Thoughts on music curriculum design

Classroom Pedagogy

Curriculum design is something I have always thoroughly enjoyed and in twenty years of teaching in four different departments I have never tired of re-writing and tinkering with the department curriculum. In my mind it is the core of a successful department too. Get this right and the rest follows in terms of co-curricular engagement. 

Recently at BCCS we have re-centred our schemes around new concepts. Several years ago our schemes were quite traditional: Blues, EDM, song writing, Minimalism and the like. Three longer topics a year has always been my personal preference as it allows for deeper learning, time for development of skills and time for meaningful musical progression. Half term projects are, for me, too tokenistic and don’t allow time to really drill down into the guts of the learning.

Something we have been thinking about a lot is the decolonisation of our curriculum. As Nate Holder has shared as part of his inspiring and important work – ‘diversification is not the same as decolonisation’ and there is much work to do in terms of giving students authentic and rich musical experiences that are not purely moments of musical tourism. So as we evolve our schemes we are now centring our curriculum around broader concepts: ‘Music as social justice’ ‘Reinventing the blues’ and ‘Creating musical ensemble’ are some of the initial headings. 
Each scheme has a core musical product/assessment task, a set of theoretical concepts to embed, a list of knowledge to cover, plus key assessment strands (ensemble/performance/improvisation/compositions etc) but the content is very fluid and that is what we are currently exploring.

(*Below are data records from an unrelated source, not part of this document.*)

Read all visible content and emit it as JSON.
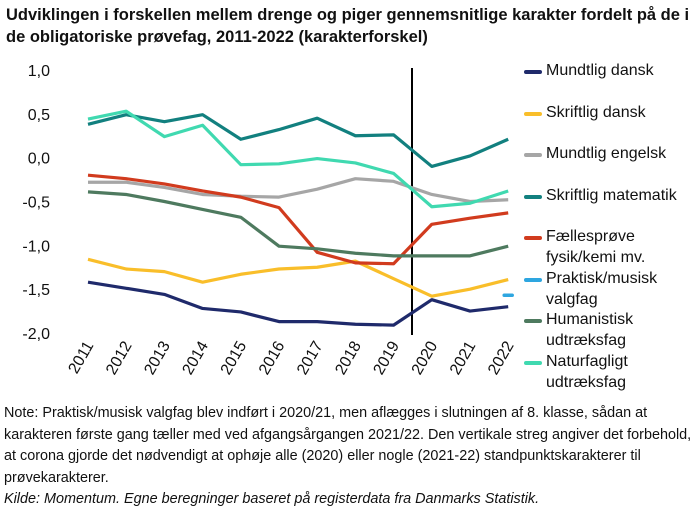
{
  "chart_data": {
    "type": "line",
    "title": "Udviklingen i forskellen mellem drenge og piger gennemsnitlige karakter fordelt på de i de obligatoriske prøvefag, 2011-2022 (karakterforskel)",
    "categories": [
      "2011",
      "2012",
      "2013",
      "2014",
      "2015",
      "2016",
      "2017",
      "2018",
      "2019",
      "2020",
      "2021",
      "2022"
    ],
    "ylim": [
      -2.0,
      1.0
    ],
    "yticks": [
      {
        "value": -2.0,
        "label": "-2,0"
      },
      {
        "value": -1.5,
        "label": "-1,5"
      },
      {
        "value": -1.0,
        "label": "-1,0"
      },
      {
        "value": -0.5,
        "label": "-0,5"
      },
      {
        "value": 0.0,
        "label": "0,0"
      },
      {
        "value": 0.5,
        "label": "0,5"
      },
      {
        "value": 1.0,
        "label": "1,0"
      }
    ],
    "series": [
      {
        "name": "Mundtlig dansk",
        "color": "#1f2a6b",
        "values": [
          -1.42,
          -1.49,
          -1.56,
          -1.72,
          -1.76,
          -1.87,
          -1.87,
          -1.9,
          -1.91,
          -1.62,
          -1.75,
          -1.7
        ]
      },
      {
        "name": "Skriftlig dansk",
        "color": "#f9be2a",
        "values": [
          -1.16,
          -1.27,
          -1.3,
          -1.42,
          -1.33,
          -1.27,
          -1.25,
          -1.18,
          -1.38,
          -1.58,
          -1.5,
          -1.39
        ]
      },
      {
        "name": "Mundtlig engelsk",
        "color": "#a6a6a6",
        "values": [
          -0.28,
          -0.28,
          -0.34,
          -0.42,
          -0.44,
          -0.45,
          -0.36,
          -0.24,
          -0.27,
          -0.42,
          -0.5,
          -0.48
        ]
      },
      {
        "name": "Skriftlig matematik",
        "color": "#12807f",
        "values": [
          0.38,
          0.49,
          0.41,
          0.49,
          0.21,
          0.32,
          0.45,
          0.25,
          0.26,
          -0.1,
          0.02,
          0.21
        ]
      },
      {
        "name": "Fællesprøve fysik/kemi mv.",
        "color": "#d13b1e",
        "values": [
          -0.2,
          -0.24,
          -0.3,
          -0.38,
          -0.45,
          -0.57,
          -1.08,
          -1.2,
          -1.21,
          -0.76,
          -0.69,
          -0.63
        ]
      },
      {
        "name": "Praktisk/musisk valgfag",
        "color": "#2ea6e0",
        "values": [
          null,
          null,
          null,
          null,
          null,
          null,
          null,
          null,
          null,
          null,
          null,
          -1.57
        ]
      },
      {
        "name": "Humanistisk udtræksfag",
        "color": "#4e7a5f",
        "values": [
          -0.39,
          -0.42,
          -0.5,
          -0.59,
          -0.68,
          -1.01,
          -1.04,
          -1.09,
          -1.12,
          -1.12,
          -1.12,
          -1.01
        ]
      },
      {
        "name": "Naturfagligt udtræksfag",
        "color": "#40d9b0",
        "values": [
          0.44,
          0.53,
          0.24,
          0.37,
          -0.08,
          -0.07,
          -0.01,
          -0.06,
          -0.18,
          -0.56,
          -0.52,
          -0.38
        ]
      }
    ],
    "note": "Note: Praktisk/musisk valgfag blev indført i 2020/21, men aflægges i slutningen af 8. klasse, sådan at karakteren første gang tæller med ved afgangsårgangen 2021/22. Den vertikale streg angiver det forbehold, at corona gjorde det nødvendigt at ophøje alle (2020) eller nogle (2021-22) standpunktskarakterer til prøvekarakterer.",
    "source": "Kilde: Momentum. Egne beregninger baseret på registerdata fra Danmarks Statistik."
  }
}
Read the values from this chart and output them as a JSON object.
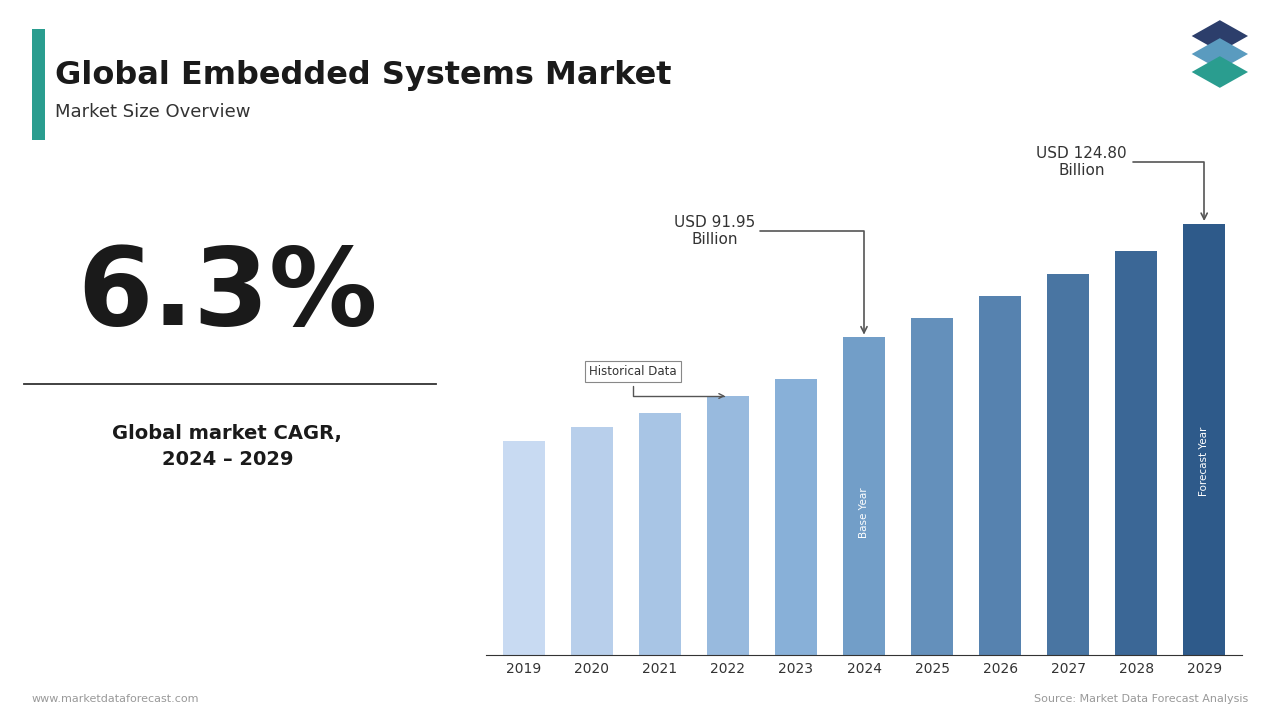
{
  "title": "Global Embedded Systems Market",
  "subtitle": "Market Size Overview",
  "cagr": "6.3%",
  "cagr_label": "Global market CAGR,\n2024 – 2029",
  "years": [
    2019,
    2020,
    2021,
    2022,
    2023,
    2024,
    2025,
    2026,
    2027,
    2028,
    2029
  ],
  "values": [
    62,
    66,
    70,
    75,
    80,
    91.95,
    97.7,
    103.9,
    110.4,
    117.0,
    124.8
  ],
  "base_year": 2024,
  "forecast_year": 2029,
  "annotation_2024_label": "USD 91.95\nBillion",
  "annotation_2029_label": "USD 124.80\nBillion",
  "historical_box_label": "Historical Data",
  "base_year_label": "Base Year",
  "forecast_year_label": "Forecast Year",
  "website": "www.marketdataforecast.com",
  "source": "Source: Market Data Forecast Analysis",
  "teal_color": "#2a9d8f",
  "background_color": "#ffffff",
  "ylim": [
    0,
    150
  ]
}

Reflecting the student community is important here too while also accepting our teacher responsibility as the gatekeepers/enablers of some musical knowledge. It is important we as teachers are expert in what we do yet equally acknowledge that we also have much to learn and our students often come in to our classrooms with musical experiences beyond our own. ‘Music as social justice’ for example can cover a range of genres: reggae, ska, mento, rock, punk and more. Dipping into Shostakovich can sit alongside Damien Marley and Dave while lyrics can be toasted or sung while looking at effective text settling over chords or drum patterns. Reinventing the Blues starts with very traditional blues and then evolves through jazz among other genres while spending time understanding chord construction and extensions beyond our previous centralisation of the 12 bar chord progression.

This is all very much a thinking process and a starting point as opposing to a finishing one. Covid has meant that the schemes have had to be rejigged to cover some lost threshold concepts, but has also encouraged some creativity. But this a shift and a beginning I am excited about. Not sure it’s perfect, but rethinking and exploring is part of the fun.